Bürgerschaftswahl in Bremen: Eine Alternative zu viel
Am Donnerstag tagte der Bremer Wahlausschuss in einer Sondersitzung. Es sieht so aus, als würde die AfD nicht zur Bürgerschaftswahl im Mai zugelassen.
Beide behaupten von sich, den einzig wahren AfD-Landesvorstand zu stellen und deshalb einzig befugt zu sein, eine Kandidat:innen-Liste für die Bremische Bürgerschaftswahl am 14. Mai einreichen zu dürfen. Nach dem Wahlgesetz darf eine Partei aber nur eine Liste einreichen und kann sogar von der Wahl ausgeschlossen werden, wenn sie doppelt auftritt, wie die Wahlbereichsleiterin Carola Janssen zu Sitzungsbeginn erklärte. Beide Lager hatten eine Frist Anfang dieser Woche verstreichen lassen, bis zu der sie sich auf eine Liste hätten einigen können.
Dazu sind sie aber viel zu zerstritten – und das bereits seit Jahren, weshalb es kurz nach der vergangenen Wahl im Mai 2019 schon keine Fraktion mehr in der Bremischen Bürgerschaft gab, sondern zwei verfeindete Gruppen: eine um den damaligen Spitzenkandidaten Frank Magnitz, der derzeit einem „Notvorstand“ angehört, der den am 8. Mai 2022 gewählten Landesvorstand nicht akzeptiert.
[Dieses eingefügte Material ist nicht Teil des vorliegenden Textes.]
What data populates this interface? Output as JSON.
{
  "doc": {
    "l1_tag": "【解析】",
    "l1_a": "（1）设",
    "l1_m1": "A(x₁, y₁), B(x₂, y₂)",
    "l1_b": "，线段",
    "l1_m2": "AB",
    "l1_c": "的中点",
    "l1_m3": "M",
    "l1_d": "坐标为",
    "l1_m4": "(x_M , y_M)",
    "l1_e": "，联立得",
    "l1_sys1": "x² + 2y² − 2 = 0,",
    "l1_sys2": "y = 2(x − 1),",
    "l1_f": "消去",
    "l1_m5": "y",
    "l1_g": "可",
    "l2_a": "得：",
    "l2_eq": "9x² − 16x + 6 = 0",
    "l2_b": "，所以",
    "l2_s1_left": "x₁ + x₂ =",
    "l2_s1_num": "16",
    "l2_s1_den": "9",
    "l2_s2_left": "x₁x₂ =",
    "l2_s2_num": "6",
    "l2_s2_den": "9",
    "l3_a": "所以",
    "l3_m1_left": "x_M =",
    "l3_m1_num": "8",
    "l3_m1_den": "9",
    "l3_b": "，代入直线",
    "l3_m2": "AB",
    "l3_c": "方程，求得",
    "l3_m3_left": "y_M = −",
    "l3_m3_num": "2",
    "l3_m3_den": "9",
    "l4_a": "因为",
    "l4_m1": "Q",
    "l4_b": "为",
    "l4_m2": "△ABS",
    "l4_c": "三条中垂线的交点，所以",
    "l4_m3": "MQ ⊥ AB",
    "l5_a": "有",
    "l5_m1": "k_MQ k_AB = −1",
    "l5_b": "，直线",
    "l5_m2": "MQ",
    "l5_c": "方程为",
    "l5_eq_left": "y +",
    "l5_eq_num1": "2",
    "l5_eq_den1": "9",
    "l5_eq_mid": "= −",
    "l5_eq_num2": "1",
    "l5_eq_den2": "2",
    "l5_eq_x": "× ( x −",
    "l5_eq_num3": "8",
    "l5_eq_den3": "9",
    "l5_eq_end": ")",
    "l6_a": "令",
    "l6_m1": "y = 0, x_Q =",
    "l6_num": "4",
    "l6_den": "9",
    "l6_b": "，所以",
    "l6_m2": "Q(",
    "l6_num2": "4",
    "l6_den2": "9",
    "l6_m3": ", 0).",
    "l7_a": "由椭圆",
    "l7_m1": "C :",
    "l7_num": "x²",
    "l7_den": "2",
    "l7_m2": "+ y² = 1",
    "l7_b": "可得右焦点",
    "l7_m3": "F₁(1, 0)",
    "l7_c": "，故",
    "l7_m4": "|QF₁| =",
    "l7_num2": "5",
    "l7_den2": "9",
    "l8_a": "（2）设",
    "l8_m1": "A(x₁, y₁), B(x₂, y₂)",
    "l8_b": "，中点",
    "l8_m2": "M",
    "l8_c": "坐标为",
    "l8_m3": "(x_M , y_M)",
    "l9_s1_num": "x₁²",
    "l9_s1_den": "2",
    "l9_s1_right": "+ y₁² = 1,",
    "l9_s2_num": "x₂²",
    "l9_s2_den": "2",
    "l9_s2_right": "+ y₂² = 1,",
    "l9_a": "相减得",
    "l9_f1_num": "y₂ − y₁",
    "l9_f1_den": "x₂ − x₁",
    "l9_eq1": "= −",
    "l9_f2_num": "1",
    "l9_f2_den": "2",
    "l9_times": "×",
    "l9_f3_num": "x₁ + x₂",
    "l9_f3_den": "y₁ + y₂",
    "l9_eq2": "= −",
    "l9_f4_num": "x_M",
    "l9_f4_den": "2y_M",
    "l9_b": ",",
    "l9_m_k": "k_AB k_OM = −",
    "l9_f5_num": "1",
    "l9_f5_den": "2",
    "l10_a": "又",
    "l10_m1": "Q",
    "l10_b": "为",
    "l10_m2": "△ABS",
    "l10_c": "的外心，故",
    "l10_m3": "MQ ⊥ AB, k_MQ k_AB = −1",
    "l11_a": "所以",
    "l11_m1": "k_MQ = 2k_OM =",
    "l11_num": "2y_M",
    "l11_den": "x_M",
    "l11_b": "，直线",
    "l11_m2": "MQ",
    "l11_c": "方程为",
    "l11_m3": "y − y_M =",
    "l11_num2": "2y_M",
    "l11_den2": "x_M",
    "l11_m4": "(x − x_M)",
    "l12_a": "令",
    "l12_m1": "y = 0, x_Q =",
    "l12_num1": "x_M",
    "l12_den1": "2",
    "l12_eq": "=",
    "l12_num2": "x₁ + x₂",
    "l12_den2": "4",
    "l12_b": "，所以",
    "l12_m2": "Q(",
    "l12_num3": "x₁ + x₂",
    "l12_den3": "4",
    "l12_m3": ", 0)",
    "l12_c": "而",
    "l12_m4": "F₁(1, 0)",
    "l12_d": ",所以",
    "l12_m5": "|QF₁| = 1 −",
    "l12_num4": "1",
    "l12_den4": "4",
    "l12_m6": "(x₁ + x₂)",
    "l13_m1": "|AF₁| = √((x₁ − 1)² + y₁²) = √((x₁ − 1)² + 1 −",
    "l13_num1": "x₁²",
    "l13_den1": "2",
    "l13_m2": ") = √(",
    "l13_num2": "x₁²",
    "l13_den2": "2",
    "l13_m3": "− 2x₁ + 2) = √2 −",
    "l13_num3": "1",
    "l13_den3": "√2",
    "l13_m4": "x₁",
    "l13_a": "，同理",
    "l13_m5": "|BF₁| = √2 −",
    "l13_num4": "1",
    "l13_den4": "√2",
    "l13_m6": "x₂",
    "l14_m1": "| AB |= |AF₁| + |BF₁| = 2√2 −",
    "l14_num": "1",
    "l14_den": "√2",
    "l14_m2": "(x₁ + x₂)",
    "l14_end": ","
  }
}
Für den Notvorstand sprach am Donnerstag dessen Vorsitzender Heiner Löhmann, für den Landesvorstand dessen Vizevorsitzender Sergej Minich, weil es keinen Vorsitzenden gibt. Jedenfalls saß Minich mit am Tisch, durfte aber nichts sagen, weil das der AfD-Bundestagsabgeordnete Frank Jacobi als „Vertrauensmann“ des AfD-Landesvorstandes übernahm. Als Minich einmal das Wort ergriff, beugte sich der sehr viel breitere und größere Jacobi zu ihm, woraufhin Minich sagte: „Okay, dann halte ich mich da raus.“
Heillos zerstritten
Nun ging es in der Sitzung jedoch gar nicht um die Entscheidung, ob die AfD ausgeschlossen wird. Zusammengekommen war der Wahlausschuss, weil Minich sich über die Aufforderung der Wahlbereichsleiterin beschwert hatte, eine Erklärung zu von ihr monierten Mängeln bei der Listenaufstellung abzugeben. Dazu waren beide Vorstände aufgefordert worden und sie hatten es nicht getan.
Wahlbereichsleiterin Janssen teilte zu Beginn der Sitzung mit, dass nach ihrer Auffassung zwei Vorschläge aus einer Partei vorliegen – weshalb sie ganz von der Wahl ausgeschlossen würde und eine Mängelprüfung nicht notwendig sei. „Über die parteiinternen Unklarheiten können wir hier nicht entscheiden.“
An dieser Stelle wird es knifflig. Denn parteiintern ist die Sache eigentlich entschieden: So haben sowohl das Landes- als auch das Bundesschiedsgericht der AfD den Notvorstand für vertretungsberechtigt erklärt. Deshalb vertrat das Ausschussmitglied Wilko Zicht die Auffassung, dass nur der Wahlvorschlag des Notvorstandes akzeptiert werden müsse.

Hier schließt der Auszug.